There is significant opposition to the fact that trade often trumps human rights. That can be seen in the demonstrations that hit Seattle during the World Trade Organization meetings there, and in the less-severe protests in Washington during the International Monetary Fund's annual meetings.
But these protesters focus too much on the negative, says Professor Barber. They want to stop globalization - something that might now be about as easy as towing an aircraft carrier backward with a canoe.
The challenge is to contain the current wild anarchy of the global economy by exporting civil institutions and democracy along with grain, he says. That means further opening up the processes and decisions of institutions such as the WTO and IMF.
Democracy aside, China's leaders have clearly decided that they need to integrate more fully with the global economy.

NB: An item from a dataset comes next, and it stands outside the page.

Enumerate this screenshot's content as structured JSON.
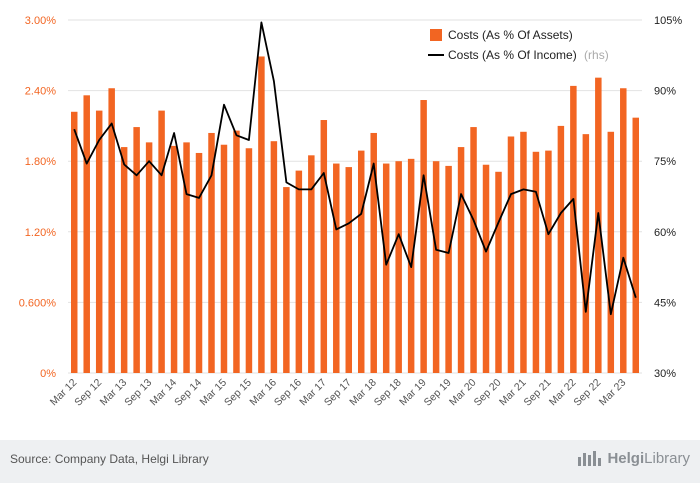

They are going to do so regardless of what the US does.
In that sense, it is easy to exaggerate the importance of this week's House vote, say experts. It was perhaps more about what would happen in the United States, in terms of opportunities for US-based multinationals, than it was about China.
Failure to approve PNTR would perhaps have been judged a hostile act by Beijing. The reaction could have been harsh.
"Passing this isn't going to solve everything but failure to pass it would have been significant," says Nicholas Lardy, a China expert at the Brookings Institution in Washington.
China and the US now differ about where the road ahead will lead the Middle Kingdom. To President Clinton and other PNTR supporters, more trade will lead to more freedom and inevitably loosen the grip of the Beijing government.
To Beijing leaders, economic globalization will bring enough prosperity to dampen unrest without threatening their authority. "They know they're going down a risky road with globalization, but they feel that in the end, the alternative is more risky," says Mr. Lardy.